(※写真はイメージです/PIXTA)
穏やかな日々を急転させた「娘のひと言」
都心から電車で1時間ほどの郊外で暮らす、鈴木一郎さん(68歳・仮名)と良子さん(65歳・仮名)夫婦。一郎さんが65歳で完全に仕事を引退して3年が経ちます。
現役時代は中堅の食品メーカーを勤め上げた一郎さん。退職金で住宅ローンも完済し、ようやく肩の荷が下りました。現在の収入は、夫婦2人分の年金を合わせて月におよそ24万円。贅沢はできませんが、趣味の家庭菜園で採れた野菜を食卓に並べたり、たまに近所の友人とグラウンドゴルフに出かけたりと、そんな穏やかな毎日を送っていました。
しかし、その平穏な日々は、夏の終わりのある週末に急転します。都内で一人暮らしをする次女の美咲さん(35歳・仮名)から、「大事な話がある」と、改まった様子の連絡があり、実家へ帰省することになりました。
「『大事な話』なんて言うものですから、てっきり結婚の報告かと期待してしまって。もうそんな歳ですし、どんなお相手を連れてくるのかしらと、胸を膨ませていました」と良子さん。口では「そうか、あいつもやっとか」とぶっきらぼうに言いながらも、一郎さんもまた、娘の吉報を心待ちにしていたといいます。
しかし、駅まで迎えに行った2人は、すぐに娘の異変に気づきました。いつものように笑顔で手を振る美咲さんでしたが、その表情はどこか力なく、目の下にはうっすらと隈が浮かんでいたのです。

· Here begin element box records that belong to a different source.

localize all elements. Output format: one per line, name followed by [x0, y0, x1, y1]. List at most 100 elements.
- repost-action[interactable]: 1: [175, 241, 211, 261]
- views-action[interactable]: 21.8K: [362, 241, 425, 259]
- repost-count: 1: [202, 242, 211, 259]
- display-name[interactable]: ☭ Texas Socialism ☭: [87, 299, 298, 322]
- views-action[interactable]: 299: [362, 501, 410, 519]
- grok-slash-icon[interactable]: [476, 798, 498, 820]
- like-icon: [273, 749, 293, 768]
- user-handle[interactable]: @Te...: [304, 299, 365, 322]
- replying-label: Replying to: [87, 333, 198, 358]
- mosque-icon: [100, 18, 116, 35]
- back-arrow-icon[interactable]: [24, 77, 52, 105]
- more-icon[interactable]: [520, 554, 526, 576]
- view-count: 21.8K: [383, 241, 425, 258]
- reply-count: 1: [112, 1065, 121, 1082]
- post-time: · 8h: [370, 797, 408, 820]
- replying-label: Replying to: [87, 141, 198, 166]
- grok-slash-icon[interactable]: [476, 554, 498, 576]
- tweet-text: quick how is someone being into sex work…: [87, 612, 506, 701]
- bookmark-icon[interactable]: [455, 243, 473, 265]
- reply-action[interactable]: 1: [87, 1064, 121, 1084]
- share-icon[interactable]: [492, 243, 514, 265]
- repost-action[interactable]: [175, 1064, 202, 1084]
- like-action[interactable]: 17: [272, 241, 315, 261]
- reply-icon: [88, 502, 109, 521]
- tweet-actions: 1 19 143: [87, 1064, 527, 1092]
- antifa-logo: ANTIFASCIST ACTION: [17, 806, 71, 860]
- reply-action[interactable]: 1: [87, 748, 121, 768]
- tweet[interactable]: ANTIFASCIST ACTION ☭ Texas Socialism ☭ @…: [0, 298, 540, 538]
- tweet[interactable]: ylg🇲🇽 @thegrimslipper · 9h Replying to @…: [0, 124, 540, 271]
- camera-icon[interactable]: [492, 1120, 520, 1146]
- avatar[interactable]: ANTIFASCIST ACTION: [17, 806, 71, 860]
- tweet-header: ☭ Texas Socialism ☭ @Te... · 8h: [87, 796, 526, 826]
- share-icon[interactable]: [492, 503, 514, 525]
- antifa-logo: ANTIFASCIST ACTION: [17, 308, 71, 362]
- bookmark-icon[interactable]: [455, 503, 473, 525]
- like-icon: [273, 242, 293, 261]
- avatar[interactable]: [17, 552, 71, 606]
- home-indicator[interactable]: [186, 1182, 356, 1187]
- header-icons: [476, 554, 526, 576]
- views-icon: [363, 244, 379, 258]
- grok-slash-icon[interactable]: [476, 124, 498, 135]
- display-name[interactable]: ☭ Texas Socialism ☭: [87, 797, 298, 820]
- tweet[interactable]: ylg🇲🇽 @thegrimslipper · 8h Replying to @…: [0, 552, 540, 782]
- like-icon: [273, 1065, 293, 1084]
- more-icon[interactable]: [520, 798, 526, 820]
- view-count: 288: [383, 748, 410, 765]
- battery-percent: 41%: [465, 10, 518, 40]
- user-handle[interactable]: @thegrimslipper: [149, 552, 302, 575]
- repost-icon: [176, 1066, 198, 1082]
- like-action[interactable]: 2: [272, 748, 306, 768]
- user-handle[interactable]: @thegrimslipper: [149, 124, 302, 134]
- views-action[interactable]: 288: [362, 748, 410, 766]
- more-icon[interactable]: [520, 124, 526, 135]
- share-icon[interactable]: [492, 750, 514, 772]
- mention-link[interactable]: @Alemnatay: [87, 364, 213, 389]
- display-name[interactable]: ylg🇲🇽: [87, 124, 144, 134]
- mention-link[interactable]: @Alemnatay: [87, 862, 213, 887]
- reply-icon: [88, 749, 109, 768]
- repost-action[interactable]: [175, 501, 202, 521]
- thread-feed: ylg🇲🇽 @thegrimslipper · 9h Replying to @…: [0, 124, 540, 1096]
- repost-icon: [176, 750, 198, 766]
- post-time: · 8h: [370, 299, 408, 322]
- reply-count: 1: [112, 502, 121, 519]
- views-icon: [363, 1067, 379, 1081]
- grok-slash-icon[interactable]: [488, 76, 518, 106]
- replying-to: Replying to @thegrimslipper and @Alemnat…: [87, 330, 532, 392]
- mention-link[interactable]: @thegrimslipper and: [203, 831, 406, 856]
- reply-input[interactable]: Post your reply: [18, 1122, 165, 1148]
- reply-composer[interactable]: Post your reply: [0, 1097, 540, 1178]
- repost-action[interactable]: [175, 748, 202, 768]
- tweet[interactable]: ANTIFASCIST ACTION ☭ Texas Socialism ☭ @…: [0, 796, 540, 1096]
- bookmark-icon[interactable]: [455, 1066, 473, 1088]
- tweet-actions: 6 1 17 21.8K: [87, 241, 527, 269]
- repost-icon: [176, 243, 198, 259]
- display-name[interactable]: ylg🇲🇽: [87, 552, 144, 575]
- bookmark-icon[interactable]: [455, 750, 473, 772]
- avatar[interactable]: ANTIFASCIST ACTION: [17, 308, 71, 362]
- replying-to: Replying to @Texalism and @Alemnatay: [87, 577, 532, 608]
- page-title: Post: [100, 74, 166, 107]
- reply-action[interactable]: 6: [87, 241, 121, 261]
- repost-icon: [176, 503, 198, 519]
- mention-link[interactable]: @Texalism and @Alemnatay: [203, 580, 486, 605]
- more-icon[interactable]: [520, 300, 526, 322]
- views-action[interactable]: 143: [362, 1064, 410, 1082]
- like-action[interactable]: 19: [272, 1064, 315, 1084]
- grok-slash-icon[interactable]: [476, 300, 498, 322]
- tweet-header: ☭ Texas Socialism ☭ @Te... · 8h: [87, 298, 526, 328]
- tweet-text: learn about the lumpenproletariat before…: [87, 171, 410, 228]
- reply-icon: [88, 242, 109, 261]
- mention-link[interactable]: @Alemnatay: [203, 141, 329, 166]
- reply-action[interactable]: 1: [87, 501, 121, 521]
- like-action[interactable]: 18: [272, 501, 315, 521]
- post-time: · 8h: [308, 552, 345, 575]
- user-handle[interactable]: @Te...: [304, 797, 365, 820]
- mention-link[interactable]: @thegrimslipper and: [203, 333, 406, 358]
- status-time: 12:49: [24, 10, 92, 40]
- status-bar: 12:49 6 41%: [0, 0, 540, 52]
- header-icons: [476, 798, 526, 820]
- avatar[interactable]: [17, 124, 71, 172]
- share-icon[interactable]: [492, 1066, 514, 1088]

食卓には、良子さんお手製の料理が並び、思い出話に花が咲きます。一見、いつもと変わらない家族団らんの風景。ですが、美咲さんの口数は明らかに少なく、上の空でした。食事が終わり、リビングで寛いでいた時、美咲さんは意を決したようにテレビを消し、両親の前に正座しました。ただならぬ雰囲気に、一郎さんと良子さんは息をのみました。
「パパ、ママ、お願いがあるの……」
娘の口から次に発せられたのは、夫婦にとってあまりにも想定外の言葉でした。
「本当にごめんなさい……お金を、300万円、貸してほしいの」
その一言に、リビングの空気は凍りつきました。
「どういうことだ。何に使ったんだ。まさか、変な男に貢いだんじゃないだろうな。それとも……サラ金か?」
矢継ぎ早に問い詰める一郎さんに、美咲さんはただ「ごめんなさい」と泣きじゃくるばかりで、要領を得ません。